On the other side of Capitol Hill, as the federal government partied, D.C. City Councilman David Catania and D.C. Emergency Management Agency Director Barbara Childs-Pair were marshaling dozens of volunteers and D.C. government workers in front of the D.C. Armory as they readied 10 tour buses for a humanitarian mission to offer refuge here to 400 victims of Hurricane Katrina's wrath.

Earlier in the day, President Bush toured the devastated Gulf Coast and talked about stopping looters and rebuilding the Mississippi River's most important port town as thousands of hospital patients remained trapped in crippled New Orleans hospitals and rescuers dodged dead bodies floating in the streets while they searched to aid those still living.

As the nation's greatest natural disaster continued to worsen, and international offers of aid flowed in, Secretary of State Condoleezza Rice was spotted shopping for fancy shoes on Fifth Avenue in Manhattan and Vice President Richard Cheney was reportedly vacationing in Wyoming. Nearly a week after disaster struck, the vice president of the United States remained out of sight, rather than publicly turning his attention to a national crisis.

Where is the vice president? Is he incapacitated?

Meanwhile, as rescues continued six days after the hurricane hit shore, federal officials began trying to deflect blame for their incompetently lame emergency response and utter lack of coordination onto the victims incomprehensibly and inexcusably asserting that overburdened local officials who pleaded for federal help should have done more to aid themselves. Notably, the Federal Emergency Management Agency was still interviewing job applicants in suburban Washington on Sept. 2 to set up an emergency aid call-in center.

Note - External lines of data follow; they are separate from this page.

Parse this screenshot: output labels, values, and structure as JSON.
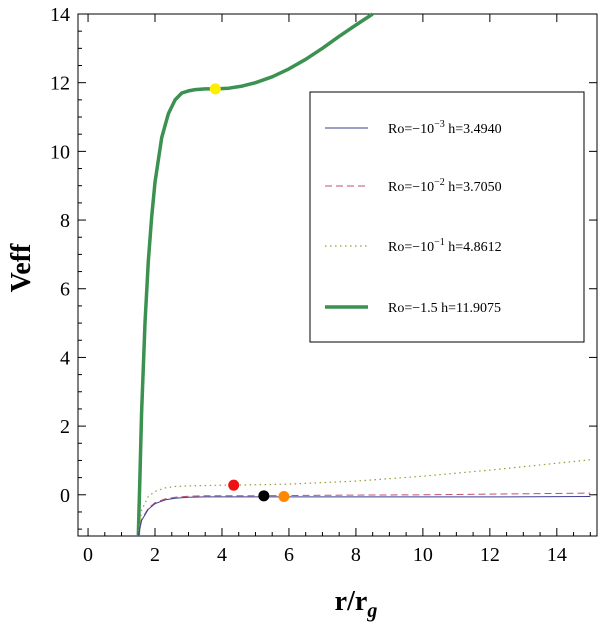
{
  "chart_data": {
    "type": "line",
    "title": "",
    "xlabel": "r/r",
    "xlabel_sub": "g",
    "ylabel": "Veff",
    "xlim": [
      -0.3,
      15.2
    ],
    "ylim": [
      -1.2,
      14
    ],
    "x_ticks": [
      0,
      2,
      4,
      6,
      8,
      10,
      12,
      14
    ],
    "y_ticks": [
      0,
      2,
      4,
      6,
      8,
      10,
      12,
      14
    ],
    "legend_position": "right",
    "series": [
      {
        "name": "Ro=-10^-3 h=3.4940",
        "legend": {
          "prefix": "Ro=−10",
          "exp": "−3",
          "suffix": " h=3.4940"
        },
        "color": "#3d3f8f",
        "style": "solid",
        "x": [
          1.5,
          1.6,
          1.8,
          2.0,
          2.3,
          2.6,
          3.0,
          3.5,
          4.0,
          5.0,
          6.0,
          8.0,
          10.0,
          12.0,
          15.0
        ],
        "values": [
          -1.2,
          -0.75,
          -0.42,
          -0.26,
          -0.15,
          -0.1,
          -0.07,
          -0.06,
          -0.06,
          -0.06,
          -0.06,
          -0.06,
          -0.06,
          -0.06,
          -0.05
        ]
      },
      {
        "name": "Ro=-10^-2 h=3.7050",
        "legend": {
          "prefix": "Ro=−10",
          "exp": "−2",
          "suffix": " h=3.7050"
        },
        "color": "#c0506b",
        "style": "dashed",
        "x": [
          1.5,
          1.6,
          1.8,
          2.0,
          2.3,
          2.6,
          3.0,
          3.5,
          4.0,
          5.0,
          6.0,
          8.0,
          10.0,
          12.0,
          15.0
        ],
        "values": [
          -1.2,
          -0.72,
          -0.39,
          -0.23,
          -0.12,
          -0.07,
          -0.04,
          -0.03,
          -0.03,
          -0.03,
          -0.02,
          -0.01,
          0.0,
          0.02,
          0.05
        ]
      },
      {
        "name": "Ro=-10^-1 h=4.8612",
        "legend": {
          "prefix": "Ro=−10",
          "exp": "−1",
          "suffix": " h=4.8612"
        },
        "color": "#9a9a38",
        "style": "dotted",
        "x": [
          1.5,
          1.6,
          1.8,
          2.0,
          2.3,
          2.6,
          3.0,
          3.5,
          4.0,
          5.0,
          6.0,
          8.0,
          10.0,
          12.0,
          15.0
        ],
        "values": [
          -1.2,
          -0.45,
          -0.05,
          0.1,
          0.2,
          0.24,
          0.26,
          0.27,
          0.28,
          0.29,
          0.31,
          0.4,
          0.54,
          0.72,
          1.02
        ]
      },
      {
        "name": "Ro=-1.5 h=11.9075",
        "legend": {
          "prefix": "Ro=−1.5",
          "exp": "",
          "suffix": " h=11.9075"
        },
        "color": "#3b9150",
        "style": "solid-thick",
        "x": [
          1.5,
          1.55,
          1.6,
          1.7,
          1.8,
          1.9,
          2.0,
          2.2,
          2.4,
          2.6,
          2.8,
          3.0,
          3.2,
          3.5,
          3.8,
          4.2,
          4.6,
          5.0,
          5.5,
          6.0,
          6.5,
          7.0,
          7.5,
          8.0,
          8.5
        ],
        "values": [
          -1.2,
          0.5,
          2.4,
          5.0,
          6.8,
          8.1,
          9.1,
          10.4,
          11.1,
          11.5,
          11.7,
          11.76,
          11.8,
          11.82,
          11.82,
          11.84,
          11.9,
          12.0,
          12.17,
          12.4,
          12.68,
          13.0,
          13.35,
          13.68,
          14.0
        ]
      }
    ],
    "markers": [
      {
        "name": "yellow-point",
        "x": 3.8,
        "y": 11.82,
        "color": "#ffee00"
      },
      {
        "name": "red-point",
        "x": 4.35,
        "y": 0.28,
        "color": "#ee1111"
      },
      {
        "name": "black-point",
        "x": 5.25,
        "y": -0.03,
        "color": "#000000"
      },
      {
        "name": "orange-point",
        "x": 5.85,
        "y": -0.05,
        "color": "#ff8800"
      }
    ]
  }
}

Have members of the Bush administration no shame? Clearly, federal officials are failing to grasp the gravity and the enormity of the catastrophe that has struck the South, as well as the far-reaching and long-lasting impact this disaster will have on all Americans' lives. Gas and oil supplies are hardly the only major problems. The effects of the terrorist attacks on Sept. 11, 2001, pale in comparison.

Many Americans, especially those with friends and family along the devastated coast, aren't very proud of their country right now. Ironically, the much-maligned D.C. government's quickly coordinated effort to offer aid which it has no legal obligation to provide should be a lesson to paternalistic federal officials who often meddle in local D.C. affairs that second-class citizens in the nation's capital deserve first-class respect.